Before the war, the Strait of Hormuz saw the free flow of shipping, including roughly a fifth of the world's oil traffic. Reopening the water way essentially restores the status quo.

Iran and the U.S. had also already engaged in negotiations - albeit brokenly - on a framework over Iran's nuclear program in exchange for lifting U.S. sanctions. The negotiations were in pursuit of a deal to replace the 2015 Iran nuclear deal negotiated under President Barack Obama, which Trump vehemently criticized and left during his first term.

The terms of the MOU diverge substantially from Trump's initial threats to obliterate Iran unless it agreed to “UNCONDITIONAL SURRENDER” back in March. And it diverged from long-standing conservative criticisms of Obama's deal that lifted sanctions on Iran.

To be sure, the roughly four-month conflict did substantial damage to the Iranian military, including critical harm to its navy and air force. Much of Iran's top brass was killed in the war, including the country's aging supreme leader Ali Khamenei.

But several Republican Iran hawks were still furious at the terms of this week's MOU for ending hostilities without first securing future substantive gains aside from further negotiations. Iran hawks doubt the Iranians will negotiate in good faith and could stretch out the talks while rebuilding their military capabilities.

“It's a shell game, and my favorite part of this is the parallel language that's being used by JD Vance and his allies to the language that was used to promote the JCPOA,” Danielle Pletka, a senior fellow at the American Enterprise Institute, told our colleagues Natalie Allison, Michael Birnbaum and Theodoric Meyer.

Sen. Bill Cassidy (R-Louisiana) said all the conflict did was prove to Iran that shutting down the Strait of Hormuz was a successful tool to coerce the U.S.

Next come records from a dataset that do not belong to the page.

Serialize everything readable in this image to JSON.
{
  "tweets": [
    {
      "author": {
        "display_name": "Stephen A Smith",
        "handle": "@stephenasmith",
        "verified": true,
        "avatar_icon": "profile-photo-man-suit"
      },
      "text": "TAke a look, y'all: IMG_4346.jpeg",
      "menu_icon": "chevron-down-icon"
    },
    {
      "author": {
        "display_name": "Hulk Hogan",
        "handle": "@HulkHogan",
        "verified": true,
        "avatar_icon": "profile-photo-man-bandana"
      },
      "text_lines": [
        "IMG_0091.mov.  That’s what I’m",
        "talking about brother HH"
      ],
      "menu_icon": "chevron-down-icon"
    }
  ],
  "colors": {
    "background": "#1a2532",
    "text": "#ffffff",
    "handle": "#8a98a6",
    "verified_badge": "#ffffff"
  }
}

“Before the war, the strait was open, Iran was being crushed by sanctions, and 13 service members were still alive. Now, 13 Americans are dead, families have paid billions at the pump, sanctions will be lifted, and the bombing has stopped,” Cassidy wrote on X. “This is the worst foreign policy blunder in decades.”

Susan Rice, who served as national security adviser to Obama, called the MOU a “jaw-dropping, horrific surrender document complete with hundreds of billions in reparations.”

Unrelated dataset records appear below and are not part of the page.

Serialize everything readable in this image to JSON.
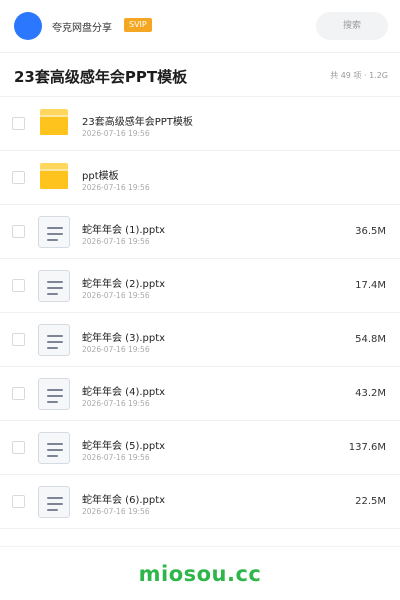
{
  "header": {
    "share_name": "夸克网盘分享",
    "badge": "SVIP",
    "search_label": "搜索",
    "avatar_color": "#2b78ff",
    "badge_color": "#f5a623"
  },
  "folder": {
    "title": "23套高级感年会PPT模板",
    "meta": "共 49 项 · 1.2G"
  },
  "items": [
    {
      "type": "folder",
      "icon": "folder-icon",
      "name": "23套高级感年会PPT模板",
      "date": "2026-07-16 19:56",
      "size": ""
    },
    {
      "type": "folder",
      "icon": "folder-icon",
      "name": "ppt模板",
      "date": "2026-07-16 19:56",
      "size": ""
    },
    {
      "type": "file",
      "icon": "document-icon",
      "name": "蛇年年会 (1).pptx",
      "date": "2026-07-16 19:56",
      "size": "36.5M"
    },
    {
      "type": "file",
      "icon": "document-icon",
      "name": "蛇年年会 (2).pptx",
      "date": "2026-07-16 19:56",
      "size": "17.4M"
    },
    {
      "type": "file",
      "icon": "document-icon",
      "name": "蛇年年会 (3).pptx",
      "date": "2026-07-16 19:56",
      "size": "54.8M"
    },
    {
      "type": "file",
      "icon": "document-icon",
      "name": "蛇年年会 (4).pptx",
      "date": "2026-07-16 19:56",
      "size": "43.2M"
    },
    {
      "type": "file",
      "icon": "document-icon",
      "name": "蛇年年会 (5).pptx",
      "date": "2026-07-16 19:56",
      "size": "137.6M"
    },
    {
      "type": "file",
      "icon": "document-icon",
      "name": "蛇年年会 (6).pptx",
      "date": "2026-07-16 19:56",
      "size": "22.5M"
    }
  ],
  "watermark": "miosou.cc",
  "watermark_color": "#2fb64a"
}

Trump and his backers defended the agreement as necessary to stave off economic catastrophe from a prolonged conflict. And he denied the U.S. had given up its cards. Eliminating any possibility of Iran obtaining nuclear weapons remains a top priority, and he hasn't ruled out resuming hostilities.

“If I don't like it, if they don't behave, we'll go right back to dropping bombs right smack in the middle of their heads,” Trump said from the G-7 summit in France.

Vance was a major proponent of the MOU, Natalie, Michael and Theodoric report, despite some more hawkish members of the administration questioning a pause in hostilities, such as Secretary of State Marco Rubio. Vance has long expressed skepticism about getting involved in foreign conflicts, dating back to his time as a marine serving in Iraq.

Vance will attend a signing ceremony for the MOU tomorrow in Switzerland. Trump said he signed the MOU during a visit to Versailles with French President Emmanuel Macron.

“If it works out, I'm going to take the credit. If it doesn't work out, I'm blaming JD,” Trump said. “You'd better be careful, JD.”